Finding Cures: The Difference Between Cures vs. Treatments

cures vs. treatments

One of the most misunderstood concepts in medicine is captured with a single word: cures. Many patients, media personalities, advocates, and everyday people are focused on the idea of curing disease. At times, this leads to heightened expectations and inaccurate assumptions, a situation that can harm the perception of legitimate treatments.

Doctors, clinical research experts, and other medical professionals often shy away from the word “cure,” and with good reason. Here’s a look at the difference between cures vs. treatments and why it’s vital to understand how the two stand apart.

Being Cured vs. Being Treated

When looking at cure vs. treatment, in a terminology sense, the two represent very different concepts. According to Merriam-Webster, to cure someone means “to restore health, soundness, or normality.” Often, cures are viewed as permanent and complete solutions, ridding a patient of any signs of disease or health-related distress.

A treatment, on the other hand, is less definitive or absolute. Treating a disease may include curing a person of the condition. However, it can also reference any surgical, pharmaceutical, or otherwise medical approach to alleviate symptoms and keep a disease from progressing or expressing. With treatments, patient improvement is the goal, though there isn’t an inherent promise to rid them of their health-related woes.

Why Don’t Doctors Use the Word “Cure”?

As mentioned above, cures are generally viewed as permanent and complete solutions, essentially restoring a person to full health. That word has significant implications that cause some doctors to feel uncomfortable. More than 80 percent of clinicians that participated in a study indicated that they would be hesitant to tell patients they’re cured. Their reasoning varied, but here are a few of the most common.

  1. Determining if a patient is legitimately cured is difficult, as many diseases and conditions can return. Cancer is a leading example, but the same applies to many other medical conditions.
  2. Stating that a treatment is a cure could lead to false hope. Ultimately, long-term outcomes are broadly unpredictable, so using a definitive term can make it harder for a patient to accept a poorer outcome.
  3. Concerns that a patient won’t follow through with ongoing recommended care or home treatments is also commonly part of the equation. Patients who believe they’re cured are less incentivized to commit to follow-up care.
  4. In some cases, fear of malpractice lawsuits may cause physicians and medical workers to be wary of using the word “cured.” According to a study, many malpractice cases evolve due to issues with patient-physician communication. Using the word “cure” has implications that could lead to a misunderstanding concerning a patient’s health status and, ultimately, a malpractice lawsuit.

Can Treatments Turn into Cures?

Clinical studies are built on the need for new medical discoveries that lead to highly effective treatments and, in some cases, cures for human disease. With continued clinical testing, medical discoveries have led to treatments turning into cures.

Within the world of clinical research, some conditions are effectively curable.
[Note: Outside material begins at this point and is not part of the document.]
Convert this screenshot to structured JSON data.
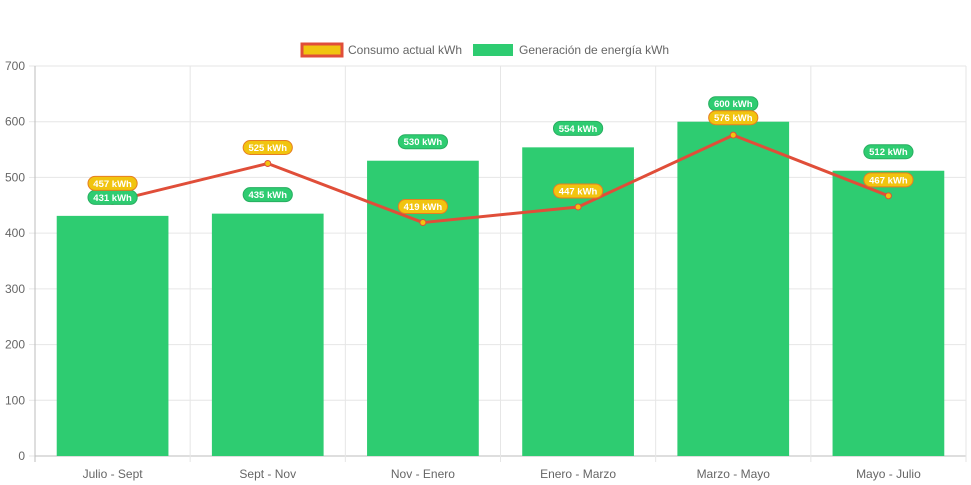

For example, you can cure appendicitis surgically, and in many cases, antibiotics can cure pneumonia and other bacterial infections. However, many conditions are merely manageable. Diabetes, hypertension, HIV, and epilepsy can be controlled using various treatments, but eradicating them is currently outside current medical capabilities.
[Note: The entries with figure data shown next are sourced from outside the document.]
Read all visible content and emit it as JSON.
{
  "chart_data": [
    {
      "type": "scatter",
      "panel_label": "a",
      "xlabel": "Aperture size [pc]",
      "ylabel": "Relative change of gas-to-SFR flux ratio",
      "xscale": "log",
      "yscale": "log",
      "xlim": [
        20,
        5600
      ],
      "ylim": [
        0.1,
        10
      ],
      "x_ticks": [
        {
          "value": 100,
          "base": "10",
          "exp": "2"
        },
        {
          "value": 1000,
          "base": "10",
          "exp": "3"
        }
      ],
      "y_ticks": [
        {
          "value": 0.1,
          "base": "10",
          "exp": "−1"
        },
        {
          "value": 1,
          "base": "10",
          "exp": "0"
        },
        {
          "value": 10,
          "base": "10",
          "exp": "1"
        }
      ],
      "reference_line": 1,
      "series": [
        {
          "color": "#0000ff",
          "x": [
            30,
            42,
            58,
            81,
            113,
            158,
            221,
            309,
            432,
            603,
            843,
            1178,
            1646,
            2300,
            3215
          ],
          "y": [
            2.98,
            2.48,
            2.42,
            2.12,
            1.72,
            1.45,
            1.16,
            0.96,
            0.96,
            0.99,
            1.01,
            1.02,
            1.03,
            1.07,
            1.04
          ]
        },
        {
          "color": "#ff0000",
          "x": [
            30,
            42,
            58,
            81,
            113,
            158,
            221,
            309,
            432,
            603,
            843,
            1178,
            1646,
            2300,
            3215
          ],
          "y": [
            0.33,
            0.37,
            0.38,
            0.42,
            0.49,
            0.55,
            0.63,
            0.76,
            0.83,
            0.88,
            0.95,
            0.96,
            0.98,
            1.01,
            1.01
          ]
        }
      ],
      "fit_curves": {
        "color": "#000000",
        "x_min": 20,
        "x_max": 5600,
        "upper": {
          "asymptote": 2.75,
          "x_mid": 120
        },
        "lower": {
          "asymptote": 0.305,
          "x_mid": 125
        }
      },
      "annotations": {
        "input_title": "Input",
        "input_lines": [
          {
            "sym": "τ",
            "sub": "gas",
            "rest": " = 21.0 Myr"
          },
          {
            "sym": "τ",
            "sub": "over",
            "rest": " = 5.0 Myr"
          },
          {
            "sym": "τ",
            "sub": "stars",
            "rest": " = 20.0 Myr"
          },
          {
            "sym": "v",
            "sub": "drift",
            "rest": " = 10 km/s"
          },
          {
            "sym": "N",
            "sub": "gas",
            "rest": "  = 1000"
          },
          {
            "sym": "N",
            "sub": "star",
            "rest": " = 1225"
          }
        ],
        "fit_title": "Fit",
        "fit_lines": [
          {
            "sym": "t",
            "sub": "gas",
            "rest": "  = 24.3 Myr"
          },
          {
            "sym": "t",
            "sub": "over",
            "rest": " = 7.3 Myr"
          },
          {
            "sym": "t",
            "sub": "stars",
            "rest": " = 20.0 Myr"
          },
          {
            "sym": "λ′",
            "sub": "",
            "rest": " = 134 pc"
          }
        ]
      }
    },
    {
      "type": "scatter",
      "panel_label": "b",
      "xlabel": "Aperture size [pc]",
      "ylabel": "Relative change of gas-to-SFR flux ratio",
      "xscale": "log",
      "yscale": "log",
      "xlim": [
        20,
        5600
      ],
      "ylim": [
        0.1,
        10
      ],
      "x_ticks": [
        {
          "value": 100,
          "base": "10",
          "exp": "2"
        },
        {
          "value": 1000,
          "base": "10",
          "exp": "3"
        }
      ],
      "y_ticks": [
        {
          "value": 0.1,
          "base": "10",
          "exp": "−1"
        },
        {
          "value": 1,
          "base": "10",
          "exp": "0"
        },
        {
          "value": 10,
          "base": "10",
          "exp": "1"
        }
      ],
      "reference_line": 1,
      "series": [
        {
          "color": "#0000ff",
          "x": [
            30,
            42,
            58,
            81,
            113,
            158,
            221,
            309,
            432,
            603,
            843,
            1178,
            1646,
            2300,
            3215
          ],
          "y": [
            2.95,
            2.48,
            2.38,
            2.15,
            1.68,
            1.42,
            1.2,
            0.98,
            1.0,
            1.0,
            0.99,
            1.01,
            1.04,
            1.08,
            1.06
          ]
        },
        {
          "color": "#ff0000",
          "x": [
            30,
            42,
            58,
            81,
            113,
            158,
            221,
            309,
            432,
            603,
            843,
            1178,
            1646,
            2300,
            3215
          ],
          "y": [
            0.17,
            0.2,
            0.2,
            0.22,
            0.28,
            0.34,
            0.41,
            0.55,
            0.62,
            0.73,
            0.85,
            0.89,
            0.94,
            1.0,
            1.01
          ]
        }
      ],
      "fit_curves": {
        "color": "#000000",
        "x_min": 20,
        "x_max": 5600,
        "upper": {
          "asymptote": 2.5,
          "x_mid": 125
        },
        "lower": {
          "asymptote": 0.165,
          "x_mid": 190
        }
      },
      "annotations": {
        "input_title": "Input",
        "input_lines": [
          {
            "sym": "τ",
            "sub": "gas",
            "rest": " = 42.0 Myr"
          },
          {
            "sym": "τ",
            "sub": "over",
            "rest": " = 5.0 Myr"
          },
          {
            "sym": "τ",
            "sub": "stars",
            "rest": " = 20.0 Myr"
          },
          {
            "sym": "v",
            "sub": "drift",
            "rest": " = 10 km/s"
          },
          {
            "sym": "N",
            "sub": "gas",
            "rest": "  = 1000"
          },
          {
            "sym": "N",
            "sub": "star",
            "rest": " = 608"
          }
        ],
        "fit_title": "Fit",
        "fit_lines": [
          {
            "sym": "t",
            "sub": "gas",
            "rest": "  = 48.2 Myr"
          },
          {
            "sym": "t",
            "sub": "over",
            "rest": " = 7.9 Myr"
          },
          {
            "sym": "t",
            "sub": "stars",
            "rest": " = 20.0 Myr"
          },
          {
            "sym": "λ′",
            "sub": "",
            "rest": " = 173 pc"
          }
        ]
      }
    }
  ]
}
However, some diseases do cross from manageable to potentially curable. A prime example is hepatitis C, which until recently was treatable but not entirely curable. Now, medications on the market can clear the virus from the body completely, at times with cure rates of around 95 percent.

Additionally, cutting-edge treatments that could lead to cures are constantly in development. Newer-generation therapeutics aim to improve the body’s ability to heal itself, allowing more conditions to be addressed. CAR T Cell Therapy is a prime example, along with some of the latest advances in immunotherapy, regenerative medicine, gene therapy, cell therapy, and other therapeutic interventions.

While the road is long, the destination isn’t as out of reach as it was previously. While more time and clinical research are essential, cures – not just treatments – may be closer than we expect.

On the Path to Finding Cures

Ultimately, clinical research is critical to the journey toward potential cures. Clinical trials help identify approaches that may yield particularly effective results. Whether that is ultimately a highly effective treatment that makes managing a condition easier or one that becomes a genuine cure, the work is immeasurably valuable, serving as a starting point for the treatments and cures of tomorrow.